Tosi F, Moghetti P, Castello R, Negri C, Bonora E, Muggeo M
Division of Endocrinology and Metabolic Diseases, University of Verona, Ospedale Maggiore, Italy.
Metabolism. 1996 Aug;45(8):1029-33. doi: 10.1016/s0026-0495(96)90275-9.

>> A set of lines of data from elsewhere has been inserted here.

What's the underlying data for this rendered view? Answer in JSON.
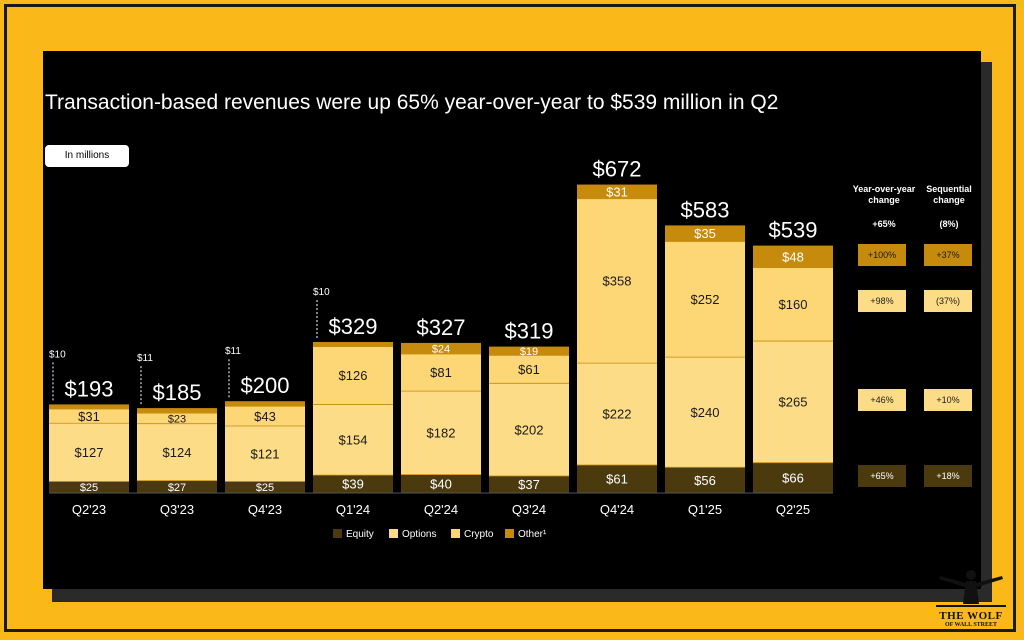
{
  "title": "Transaction-based revenues were up 65% year-over-year to $539 million in Q2",
  "units_label": "In millions",
  "chart_data": {
    "type": "bar",
    "stacked": true,
    "categories": [
      "Q2'23",
      "Q3'23",
      "Q4'23",
      "Q1'24",
      "Q2'24",
      "Q3'24",
      "Q4'24",
      "Q1'25",
      "Q2'25"
    ],
    "series": [
      {
        "name": "Equity",
        "color": "#4c3a0f",
        "label_color": "#ffffff",
        "values": [
          25,
          27,
          25,
          39,
          40,
          37,
          61,
          56,
          66
        ],
        "labels": [
          "$25",
          "$27",
          "$25",
          "$39",
          "$40",
          "$37",
          "$61",
          "$56",
          "$66"
        ]
      },
      {
        "name": "Options",
        "color": "#fddc87",
        "label_color": "#1a1a1a",
        "values": [
          127,
          124,
          121,
          154,
          182,
          202,
          222,
          240,
          265
        ],
        "labels": [
          "$127",
          "$124",
          "$121",
          "$154",
          "$182",
          "$202",
          "$222",
          "$240",
          "$265"
        ]
      },
      {
        "name": "Crypto",
        "color": "#fdd676",
        "label_color": "#1a1a1a",
        "values": [
          31,
          23,
          43,
          126,
          81,
          61,
          358,
          252,
          160
        ],
        "labels": [
          "$31",
          "$23",
          "$43",
          "$126",
          "$81",
          "$61",
          "$358",
          "$252",
          "$160"
        ]
      },
      {
        "name": "Other¹",
        "color": "#c68a0c",
        "label_color": "#ffffff",
        "values": [
          10,
          11,
          11,
          10,
          24,
          19,
          31,
          35,
          48
        ],
        "labels": [
          "$10",
          "$11",
          "$11",
          "$10",
          "$24",
          "$19",
          "$31",
          "$35",
          "$48"
        ],
        "label_outside": [
          true,
          true,
          true,
          true,
          false,
          false,
          false,
          false,
          false
        ]
      }
    ],
    "totals": [
      193,
      185,
      200,
      329,
      327,
      319,
      672,
      583,
      539
    ],
    "total_labels": [
      "$193",
      "$185",
      "$200",
      "$329",
      "$327",
      "$319",
      "$672",
      "$583",
      "$539"
    ],
    "ylim": [
      0,
      680
    ],
    "legend": [
      "Equity",
      "Options",
      "Crypto",
      "Other¹"
    ],
    "legend_position": "bottom",
    "grid": false
  },
  "change_table": {
    "yoy_header": "Year-over-year change",
    "seq_header": "Sequential change",
    "yoy_total": "+65%",
    "seq_total": "(8%)",
    "rows": [
      {
        "segment": "Other¹",
        "style": "other",
        "yoy": "+100%",
        "seq": "+37%"
      },
      {
        "segment": "Crypto",
        "style": "light",
        "yoy": "+98%",
        "seq": "(37%)"
      },
      {
        "segment": "Options",
        "style": "light",
        "yoy": "+46%",
        "seq": "+10%"
      },
      {
        "segment": "Equity",
        "style": "dark",
        "yoy": "+65%",
        "seq": "+18%"
      }
    ]
  },
  "logo": {
    "line1": "THE WOLF",
    "line2": "OF WALL STREET"
  }
}
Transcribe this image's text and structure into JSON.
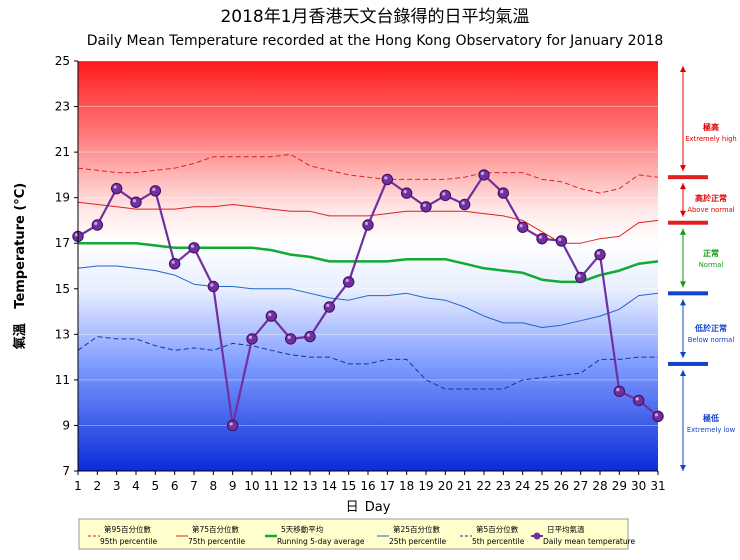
{
  "title_zh": "2018年1月香港天文台錄得的日平均氣溫",
  "title_en": "Daily Mean Temperature recorded at the Hong Kong Observatory for January 2018",
  "ylabel_zh": "氣溫",
  "ylabel_en": "Temperature (°C)",
  "xlabel_zh": "日",
  "xlabel_en": "Day",
  "zones": [
    {
      "zh": "極高",
      "en": "Extremely high",
      "color": "#e00000"
    },
    {
      "zh": "高於正常",
      "en": "Above normal",
      "color": "#e00000"
    },
    {
      "zh": "正常",
      "en": "Normal",
      "color": "#119911"
    },
    {
      "zh": "低於正常",
      "en": "Below normal",
      "color": "#1144cc"
    },
    {
      "zh": "極低",
      "en": "Extremely low",
      "color": "#1144cc"
    }
  ],
  "legend": [
    {
      "zh": "第95百分位數",
      "en": "95th percentile",
      "color": "#e02020",
      "style": "dashed"
    },
    {
      "zh": "第75百分位數",
      "en": "75th percentile",
      "color": "#e02020",
      "style": "solid"
    },
    {
      "zh": "5天移動平均",
      "en": "Running 5-day average",
      "color": "#11aa33",
      "style": "solid-thick"
    },
    {
      "zh": "第25百分位數",
      "en": "25th percentile",
      "color": "#2266cc",
      "style": "solid"
    },
    {
      "zh": "第5百分位數",
      "en": "5th percentile",
      "color": "#1133aa",
      "style": "dashed"
    },
    {
      "zh": "日平均氣溫",
      "en": "Daily mean temperature",
      "color": "#7030a0",
      "style": "marker"
    }
  ],
  "chart_data": {
    "type": "line",
    "x": [
      1,
      2,
      3,
      4,
      5,
      6,
      7,
      8,
      9,
      10,
      11,
      12,
      13,
      14,
      15,
      16,
      17,
      18,
      19,
      20,
      21,
      22,
      23,
      24,
      25,
      26,
      27,
      28,
      29,
      30,
      31
    ],
    "ylim": [
      7,
      25
    ],
    "yticks": [
      7,
      9,
      11,
      13,
      15,
      17,
      19,
      21,
      23,
      25
    ],
    "series": [
      {
        "name": "Daily mean temperature",
        "color": "#7030a0",
        "values": [
          17.3,
          17.8,
          19.4,
          18.8,
          19.3,
          16.1,
          16.8,
          15.1,
          9.0,
          12.8,
          13.8,
          12.8,
          12.9,
          14.2,
          15.3,
          17.8,
          19.8,
          19.2,
          18.6,
          19.1,
          18.7,
          20.0,
          19.2,
          17.7,
          17.2,
          17.1,
          15.5,
          16.5,
          10.5,
          10.1,
          9.4
        ]
      },
      {
        "name": "95th percentile",
        "color": "#e02020",
        "values": [
          20.3,
          20.2,
          20.1,
          20.1,
          20.2,
          20.3,
          20.5,
          20.8,
          20.8,
          20.8,
          20.8,
          20.9,
          20.4,
          20.2,
          20.0,
          19.9,
          19.8,
          19.8,
          19.8,
          19.8,
          19.9,
          20.1,
          20.1,
          20.1,
          19.8,
          19.7,
          19.4,
          19.2,
          19.4,
          20.0,
          19.9
        ]
      },
      {
        "name": "75th percentile",
        "color": "#e02020",
        "values": [
          18.8,
          18.7,
          18.6,
          18.5,
          18.5,
          18.5,
          18.6,
          18.6,
          18.7,
          18.6,
          18.5,
          18.4,
          18.4,
          18.2,
          18.2,
          18.2,
          18.3,
          18.4,
          18.4,
          18.4,
          18.4,
          18.3,
          18.2,
          18.0,
          17.5,
          17.0,
          17.0,
          17.2,
          17.3,
          17.9,
          18.0
        ]
      },
      {
        "name": "Running 5-day average",
        "color": "#11aa33",
        "values": [
          17.0,
          17.0,
          17.0,
          17.0,
          16.9,
          16.8,
          16.8,
          16.8,
          16.8,
          16.8,
          16.7,
          16.5,
          16.4,
          16.2,
          16.2,
          16.2,
          16.2,
          16.3,
          16.3,
          16.3,
          16.1,
          15.9,
          15.8,
          15.7,
          15.4,
          15.3,
          15.3,
          15.6,
          15.8,
          16.1,
          16.2
        ]
      },
      {
        "name": "25th percentile",
        "color": "#2266cc",
        "values": [
          15.9,
          16.0,
          16.0,
          15.9,
          15.8,
          15.6,
          15.2,
          15.1,
          15.1,
          15.0,
          15.0,
          15.0,
          14.8,
          14.6,
          14.5,
          14.7,
          14.7,
          14.8,
          14.6,
          14.5,
          14.2,
          13.8,
          13.5,
          13.5,
          13.3,
          13.4,
          13.6,
          13.8,
          14.1,
          14.7,
          14.8
        ]
      },
      {
        "name": "5th percentile",
        "color": "#1133aa",
        "values": [
          12.3,
          12.9,
          12.8,
          12.8,
          12.5,
          12.3,
          12.4,
          12.3,
          12.6,
          12.5,
          12.3,
          12.1,
          12.0,
          12.0,
          11.7,
          11.7,
          11.9,
          11.9,
          11.0,
          10.6,
          10.6,
          10.6,
          10.6,
          11.0,
          11.1,
          11.2,
          11.3,
          11.9,
          11.9,
          12.0,
          12.0
        ]
      }
    ]
  }
}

The mechanisms underlying deterioration of glucose tolerance associated with hyperthyroidism are not completely understood. Increases in glucagon and growth hormone (GH) secretion have been previously found in hyperthyroid subjects, and could play a crucial role in this phenomenon. However, studies have not yet established the time sequence of changes in plasma glucose on the one hand and glucagon and GH on the other. To assess the early effects of thyroid hormone excess on glucose tolerance and plasma concentrations of the main glucoregulatory hormones, 12 nondiabetic euthyroid subjects underwent an oral glucose tolerance test (OGTT) before and after triiodothyronine ([T3] 120 micrograms/d) was administered for 10 days. Plasma levels of glucose, insulin, glucagon, and GH were determined at fasting and after the glucose load. T3 administration caused a marked increase in serum T3 (8.8 +/- 0.6 v 2.0 +/- 0.1 nmol/L), with clinical and biochemical signs of thyrotoxicosis. During the treatment, plasma glucose significantly increased both at fasting and after the glucose load (basal, 5.3 +/- 0.1 v 4.9 +/- 0.2 mmol/L, P < .05; area under the curve [AUC] for OGTT, 7.7 +/- 0.3 v 6.7 +/- 0.4 mmol/L min, P < .01) without any change in plasma insulin levels. After T3 administration, plasma glucagon levels were lower than at baseline (basal, 92 +/- 7 v 148 +/- 35 ng/L; AUC, 74 +/- 6 v 98 +/- 16 ng/L.min, P < .05), showing an appropriate reduction by the increased glucose levels. Conversely, plasma GH showed impaired suppression by hyperglycemia (AUC, 1.2 +/- 0.3 v 0.7 +/- 0.2 microgram/L.min, P < .05). In conclusion, thyroid hormone excess rapidly impairs glucose tolerance. Altered secretion of GH is an early event in thyrotoxicosis accompanying the onset of hyperglycemia, whereas plasma glucagon is appropriately suppressed by the increased plasma glucose levels. Thus, GH but not glucagon may contribute to the early hyperglycemic effect of thyrotoxicosis.
甲状腺功能亢进症相关糖耐量恶化的潜在机制尚未完全明确。先前在甲状腺功能亢进的受试者中发现胰高血糖素和生长激素(GH)分泌增加,这可能在该现象中起关键作用。然而,研究尚未确定一方面血浆葡萄糖与另一方面胰高血糖素和GH变化的时间顺序。为了评估甲状腺激素过量对糖耐量和主要血糖调节激素血浆浓度的早期影响,12名非糖尿病甲状腺功能正常的受试者在给予三碘甲状腺原氨酸([T3]120微克/天)10天前后进行了口服葡萄糖耐量试验(OGTT)。在空腹和葡萄糖负荷后测定血浆葡萄糖、胰岛素、胰高血糖素和GH水平。给予T3导致血清T3显著升高(8.8±0.6对2.0±0.1纳摩尔/升),伴有甲状腺毒症的临床和生化体征。在治疗期间,空腹和葡萄糖负荷后血浆葡萄糖均显著升高(基础值,5.3±0.1对4.9±0.2毫摩尔/升,P<.05;OGTT曲线下面积[AUC],7.7±0.3对6.7±0.4毫摩尔/升·分钟,P<.01),而血浆胰岛素水平无任何变化。给予T3后,血浆胰高血糖素水平低于基线(基础值,92±7对148±35纳克/升;AUC,74±6对98±16纳克/升·分钟,P<.05),表明随着血糖水平升高出现了适当降低。相反,血浆GH对高血糖的抑制作用受损(AUC,1.2±0.3对0.7±0.2微克/升·分钟,P<.05)。总之,甲状腺激素过量会迅速损害糖耐量。GH分泌改变是甲状腺毒症伴随高血糖发作的早期事件,而血浆胰高血糖素则被升高的血浆葡萄糖水平适当抑制。因此,可能是GH而非胰高血糖素促成了甲状腺毒症的早期高血糖效应。